Interview mit Gewaltforscher Ulrich Wagner

„Menschen, die nichts mehr zu verlieren haben“

Foto: Laackman Fotostudios Marburg

Warum greift man gerade die Menschen an, die in ihren Berufen Hilfe leisten? Und wie könnte man Staatsbedienstete besser vor Gewalt schützen? Ein Interview mit Gewaltforscher Ulrich Wagner.

Beschäftigte im öffentlichen Dienst sind häufig Angriffen ausgesetzt. Eine Studie des Bundesinnenministeriums bestätigt: Jede und jeder Vierte erlebt Gewalt. Von Beschimpfungen bis Rangeleien oder sogar das Bewerfen mit Fäkalien. Längst ist bekannt, dass nicht nur die Polizei mit gefährlichen Situationen rechnen muss. Warum greift man gerade die Menschen an, die in ihren Berufen Hilfe leisten? Und wie könnte man Staatsbedienstete besser vor Gewalt schützen?

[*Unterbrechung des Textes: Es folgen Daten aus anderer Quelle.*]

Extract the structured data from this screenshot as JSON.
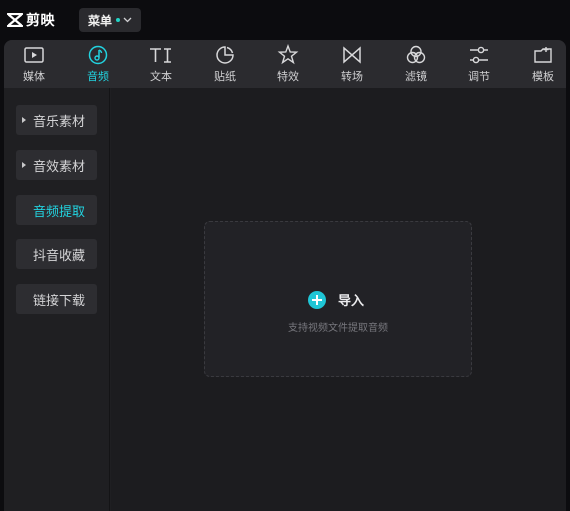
{
  "app": {
    "name": "剪映",
    "menu_label": "菜单"
  },
  "toolbar": {
    "active": "音频",
    "items": [
      {
        "label": "媒体",
        "icon": "media-play-icon"
      },
      {
        "label": "音频",
        "icon": "music-note-icon"
      },
      {
        "label": "文本",
        "icon": "text-ti-icon"
      },
      {
        "label": "贴纸",
        "icon": "sticker-icon"
      },
      {
        "label": "特效",
        "icon": "effects-star-icon"
      },
      {
        "label": "转场",
        "icon": "transition-bowtie-icon"
      },
      {
        "label": "滤镜",
        "icon": "filter-circles-icon"
      },
      {
        "label": "调节",
        "icon": "adjust-sliders-icon"
      },
      {
        "label": "模板",
        "icon": "template-icon"
      }
    ]
  },
  "sidebar": {
    "items": [
      {
        "label": "音乐素材",
        "expandable": true
      },
      {
        "label": "音效素材",
        "expandable": true
      },
      {
        "label": "音频提取",
        "active": true
      },
      {
        "label": "抖音收藏"
      },
      {
        "label": "链接下载"
      }
    ]
  },
  "dropzone": {
    "import_label": "导入",
    "hint": "支持视频文件提取音频"
  },
  "colors": {
    "accent": "#22d3e0",
    "background": "#0c0c0f",
    "panel": "#1f1f22",
    "toolbar": "#2b2b2f"
  }
}
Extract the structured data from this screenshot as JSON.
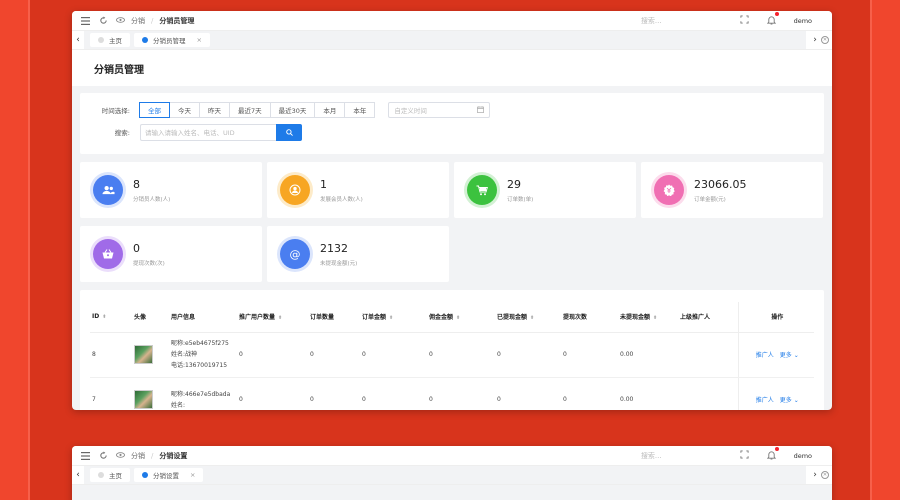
{
  "window1": {
    "breadcrumb": {
      "parent": "分销",
      "current": "分销员管理"
    },
    "search_placeholder": "搜索...",
    "user": "demo",
    "tabs": [
      {
        "label": "主页",
        "active": false
      },
      {
        "label": "分销员管理",
        "active": true
      }
    ],
    "page_title": "分销员管理",
    "filter": {
      "time_label": "时间选择:",
      "time_options": [
        "全部",
        "今天",
        "昨天",
        "最近7天",
        "最近30天",
        "本月",
        "本年"
      ],
      "selected": "全部",
      "date_placeholder": "自定义时间",
      "search_label": "搜索:",
      "search_placeholder": "请输入请输入姓名、电话、UID"
    },
    "stats": [
      {
        "value": "8",
        "label": "分销员人数(人)",
        "color": "#4a7ef0",
        "icon": "users-icon"
      },
      {
        "value": "1",
        "label": "发展会员人数(人)",
        "color": "#f7a623",
        "icon": "user-icon"
      },
      {
        "value": "29",
        "label": "订单数(单)",
        "color": "#3cc23f",
        "icon": "cart-icon"
      },
      {
        "value": "23066.05",
        "label": "订单金额(元)",
        "color": "#f06fb3",
        "icon": "money-icon"
      },
      {
        "value": "0",
        "label": "提现次数(次)",
        "color": "#a06be8",
        "icon": "basket-icon"
      },
      {
        "value": "2132",
        "label": "未提现金额(元)",
        "color": "#4a7ef0",
        "icon": "at-icon"
      }
    ],
    "table": {
      "headers": [
        "ID",
        "头像",
        "用户信息",
        "推广用户数量",
        "订单数量",
        "订单金额",
        "佣金金额",
        "已提现金额",
        "提现次数",
        "未提现金额",
        "上级推广人",
        "操作"
      ],
      "sortable": [
        true,
        false,
        false,
        true,
        false,
        true,
        true,
        true,
        false,
        true,
        false,
        false
      ],
      "rows": [
        {
          "id": "8",
          "nickname": "昵称:e5eb4675f275",
          "name": "姓名:战神",
          "phone": "电话:13670019715",
          "promo": "0",
          "orders": "0",
          "amount": "0",
          "commission": "0",
          "withdrawn": "0",
          "count": "0",
          "unwithdrawn": "0.00",
          "superior": "",
          "op": "推广人",
          "more": "更多"
        },
        {
          "id": "7",
          "nickname": "昵称:466e7e5dbada",
          "name": "姓名:",
          "phone": "",
          "promo": "0",
          "orders": "0",
          "amount": "0",
          "commission": "0",
          "withdrawn": "0",
          "count": "0",
          "unwithdrawn": "0.00",
          "superior": "",
          "op": "推广人",
          "more": "更多"
        }
      ]
    }
  },
  "window2": {
    "breadcrumb": {
      "parent": "分销",
      "current": "分销设置"
    },
    "search_placeholder": "搜索...",
    "user": "demo",
    "tabs": [
      {
        "label": "主页",
        "active": false
      },
      {
        "label": "分销设置",
        "active": true
      }
    ]
  }
}
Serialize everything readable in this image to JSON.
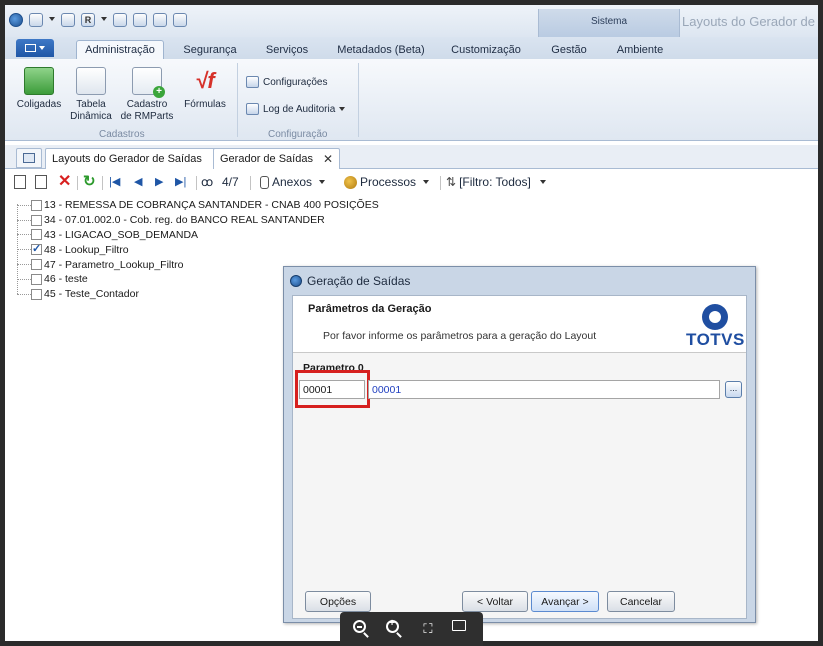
{
  "window": {
    "title": "Layouts do Gerador de S",
    "context_group": "Sistema"
  },
  "ribbon_tabs": [
    {
      "label": "Administração",
      "active": true
    },
    {
      "label": "Segurança"
    },
    {
      "label": "Serviços"
    },
    {
      "label": "Metadados (Beta)"
    },
    {
      "label": "Customização"
    },
    {
      "label": "Gestão"
    },
    {
      "label": "Ambiente"
    }
  ],
  "ribbon": {
    "cadastros": {
      "group_label": "Cadastros",
      "coligadas": "Coligadas",
      "tabela_1": "Tabela",
      "tabela_2": "Dinâmica",
      "cadastro_1": "Cadastro",
      "cadastro_2": "de RMParts",
      "formulas": "Fórmulas"
    },
    "configuracao": {
      "group_label": "Configuração",
      "configuracoes": "Configurações",
      "log_auditoria": "Log de Auditoria"
    }
  },
  "doc_tabs": [
    {
      "label": "Layouts do Gerador de Saídas",
      "close": "✕"
    },
    {
      "label": "Gerador de Saídas",
      "close": "✕"
    }
  ],
  "toolbar": {
    "record_count": "4/7",
    "anexos": "Anexos",
    "processos": "Processos",
    "filtro": "[Filtro: Todos]"
  },
  "tree": [
    {
      "label": "13 - REMESSA DE COBRANÇA SANTANDER - CNAB 400 POSIÇÕES",
      "checked": false
    },
    {
      "label": "34 - 07.01.002.0 - Cob. reg. do BANCO REAL SANTANDER",
      "checked": false
    },
    {
      "label": "43 - LIGACAO_SOB_DEMANDA",
      "checked": false
    },
    {
      "label": "48 - Lookup_Filtro",
      "checked": true
    },
    {
      "label": "47 - Parametro_Lookup_Filtro",
      "checked": false
    },
    {
      "label": "46 - teste",
      "checked": false
    },
    {
      "label": "45 - Teste_Contador",
      "checked": false
    }
  ],
  "dialog": {
    "title": "Geração de Saídas",
    "header_title": "Parâmetros da Geração",
    "header_subtitle": "Por favor informe os parâmetros para a geração do Layout",
    "logo_text": "TOTVS",
    "param_label": "Parametro 0",
    "param_code": "00001",
    "param_description": "00001",
    "lookup_label": "...",
    "buttons": {
      "opcoes": "Opções",
      "voltar": "< Voltar",
      "avancar": "Avançar >",
      "cancelar": "Cancelar"
    }
  },
  "colors": {
    "accent": "#1f56a6",
    "highlight": "#d6201f",
    "totvs_blue": "#1f4ea1"
  },
  "icons": [
    "app-logo-icon",
    "new-icon",
    "edit-icon",
    "delete-icon",
    "refresh-icon",
    "first-icon",
    "prev-icon",
    "next-icon",
    "last-icon",
    "binoculars-icon",
    "attachment-icon",
    "process-icon",
    "filter-icon",
    "zoom-out-icon",
    "zoom-in-icon",
    "fullscreen-icon",
    "present-icon"
  ]
}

Antworten auf diese Fragen hat die dbb jugend nrw im Interview mit Ulrich Wagner bekommen. Er gehört zu den Gewaltexperten in Deutschland. Er ist Sozialpsychologe und Seniorprofessor an der Philipps-Universität Marburg und forscht in Themenbereichen wie Intergruppenkonflikte, Aggression und Gewalt. Als Präventionsexperte und Gutachter ist er deutschlandweit tätig.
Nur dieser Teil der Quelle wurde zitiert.